Wäre die SPD eine Firma, sie würde bald die letzte Reise dorthin antreten. Unter der neuen Führung von Norbert Walter-Borjans und Saskia Esken dürfte sich die Suche nach der Grabstelle noch beschleunigen.

Die neben Kettler wäre noch frei und würde gut passen. Denn die jüngste Pleite einer deutschen Wirtschaftsikone ist das Ende einer Geschichte, an deren Anfang ein genialer Unternehmer stand. Der brachte einst den Hometrainer und das leichte Alu-Rad auf den Markt. Noch heute lebt der Geist von Kettler. Nie zuvor fuhren so viele Menschen leichte Fahrräder und trainierten auf Fitnessgeräten – nur das Geschäft damit machen inzwischen andere.

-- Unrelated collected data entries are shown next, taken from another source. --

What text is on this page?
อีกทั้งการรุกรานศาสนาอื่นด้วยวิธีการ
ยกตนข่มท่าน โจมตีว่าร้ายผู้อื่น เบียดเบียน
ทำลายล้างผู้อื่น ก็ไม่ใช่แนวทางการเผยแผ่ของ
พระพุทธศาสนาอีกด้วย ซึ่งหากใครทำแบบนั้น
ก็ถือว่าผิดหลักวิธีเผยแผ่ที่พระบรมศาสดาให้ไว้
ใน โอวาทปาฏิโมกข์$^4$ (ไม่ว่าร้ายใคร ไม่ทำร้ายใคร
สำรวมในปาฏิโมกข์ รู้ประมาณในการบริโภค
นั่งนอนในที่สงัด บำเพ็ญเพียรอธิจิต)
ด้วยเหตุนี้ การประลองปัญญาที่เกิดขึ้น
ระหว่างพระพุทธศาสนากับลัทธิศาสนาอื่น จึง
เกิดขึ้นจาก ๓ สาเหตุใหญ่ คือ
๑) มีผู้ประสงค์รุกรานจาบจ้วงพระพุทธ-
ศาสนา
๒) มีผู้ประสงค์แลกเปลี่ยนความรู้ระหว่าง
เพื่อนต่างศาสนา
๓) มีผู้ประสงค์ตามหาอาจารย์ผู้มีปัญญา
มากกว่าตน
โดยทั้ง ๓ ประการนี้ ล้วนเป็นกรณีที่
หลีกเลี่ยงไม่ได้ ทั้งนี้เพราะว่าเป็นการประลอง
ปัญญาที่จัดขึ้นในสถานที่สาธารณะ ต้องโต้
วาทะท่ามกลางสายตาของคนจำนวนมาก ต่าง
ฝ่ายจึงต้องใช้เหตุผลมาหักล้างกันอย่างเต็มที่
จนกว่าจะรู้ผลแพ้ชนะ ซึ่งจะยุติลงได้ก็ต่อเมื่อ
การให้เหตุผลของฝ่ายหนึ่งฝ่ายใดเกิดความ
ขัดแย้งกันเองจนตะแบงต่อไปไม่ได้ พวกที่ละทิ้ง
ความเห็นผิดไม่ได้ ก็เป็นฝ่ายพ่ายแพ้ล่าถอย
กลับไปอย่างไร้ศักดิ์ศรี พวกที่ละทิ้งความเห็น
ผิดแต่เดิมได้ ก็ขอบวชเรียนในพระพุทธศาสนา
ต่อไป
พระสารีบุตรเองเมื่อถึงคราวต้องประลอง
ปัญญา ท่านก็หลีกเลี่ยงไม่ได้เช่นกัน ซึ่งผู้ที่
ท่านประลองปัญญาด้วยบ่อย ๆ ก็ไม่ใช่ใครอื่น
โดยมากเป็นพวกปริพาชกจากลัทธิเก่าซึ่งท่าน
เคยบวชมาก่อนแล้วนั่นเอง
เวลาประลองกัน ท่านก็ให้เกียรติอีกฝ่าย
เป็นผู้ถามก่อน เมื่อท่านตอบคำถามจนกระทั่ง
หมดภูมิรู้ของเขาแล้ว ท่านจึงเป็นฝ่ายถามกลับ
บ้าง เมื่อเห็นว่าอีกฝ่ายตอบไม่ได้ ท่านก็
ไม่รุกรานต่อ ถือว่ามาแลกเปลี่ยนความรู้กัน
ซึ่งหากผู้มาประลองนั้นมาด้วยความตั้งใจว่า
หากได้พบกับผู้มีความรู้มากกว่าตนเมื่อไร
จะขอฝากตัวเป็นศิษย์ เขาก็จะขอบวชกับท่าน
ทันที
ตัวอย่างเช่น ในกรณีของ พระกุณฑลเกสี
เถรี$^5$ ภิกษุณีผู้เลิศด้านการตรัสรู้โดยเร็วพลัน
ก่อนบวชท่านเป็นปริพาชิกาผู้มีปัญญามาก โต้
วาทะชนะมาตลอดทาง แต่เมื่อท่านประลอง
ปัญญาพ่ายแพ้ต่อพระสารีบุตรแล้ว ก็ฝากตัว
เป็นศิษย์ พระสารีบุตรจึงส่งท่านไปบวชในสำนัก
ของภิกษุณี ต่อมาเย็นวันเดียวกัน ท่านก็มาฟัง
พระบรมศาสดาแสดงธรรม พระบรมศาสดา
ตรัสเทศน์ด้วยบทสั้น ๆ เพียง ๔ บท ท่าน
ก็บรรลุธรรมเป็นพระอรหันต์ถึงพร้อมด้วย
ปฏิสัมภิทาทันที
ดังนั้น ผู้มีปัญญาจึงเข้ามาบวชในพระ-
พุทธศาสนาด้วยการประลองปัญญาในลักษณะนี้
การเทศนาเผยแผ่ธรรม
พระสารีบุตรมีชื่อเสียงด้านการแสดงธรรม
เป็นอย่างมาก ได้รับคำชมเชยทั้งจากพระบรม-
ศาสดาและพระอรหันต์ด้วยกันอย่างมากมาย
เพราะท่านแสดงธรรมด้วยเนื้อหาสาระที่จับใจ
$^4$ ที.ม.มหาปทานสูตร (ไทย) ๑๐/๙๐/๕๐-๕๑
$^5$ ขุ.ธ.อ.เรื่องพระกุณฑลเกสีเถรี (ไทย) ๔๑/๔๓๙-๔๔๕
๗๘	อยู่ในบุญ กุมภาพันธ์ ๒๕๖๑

Der SPD dürfte es ähnlich ergehen. Was die Partei einst ausmachte und als exklusives Produkt an ihre Wähler verkaufte, gehört im politischen Repertoire Deutschlands längst zum Standard. Die Domestizierung des Kapitalismus und die Sensibilität für die Abgehängten führen alle Konkurrenten auf den Fahnen. Für einen Unique Selling Point reicht es nicht mehr.

Das sozialdemokratische Zeitalter ist zu Ende, nur die Sozialdemokraten wollen das nicht wahrhaben. Obwohl auch ihre europäischen Genossen allesamt auf dem Rückzug sind, glaubt die SPD an die alten Rezepte. Und so produziert ein von den Jusos gekaperter Intrigantenstadl, in dem sich niemand die Führung alleine zutraut, munter weiter Produkte, für die es keine Kunden mehr gibt. Der Mindestlohn ist das beste Beispiel. Er gilt zu Recht als SPD-Erfolg, nur hat er sich nicht für die Partei ausgezahlt. Menschen, die darauf angewiesen sind, wählen die Linke, die AfD oder gar niemanden. Das klassische SPD-Milieu verdient dagegen längst viel mehr.

Trotzdem postuliert die neue Führung eine Verschärfung des Linkskurses und setzt damit auf Me-too-Produkte. Juso-Chef Kevin Kühnert spielt dabei die Rolle des Disruptors – mit Ideen aus der sozialistischen Mottenkiste. Das ist ungefähr so innovativ, als würde Tesla-Chef Elon Musk die Autoindustrie mit Kutschen herausfordern.

Kettler wollte übrigens vor der Insolvenz mit Schülerschreibtischen, Proteindrinks und billigen Trainingsgeräten die Wende schaffen. Doch das konnten andere besser. Me too als Sargnagel.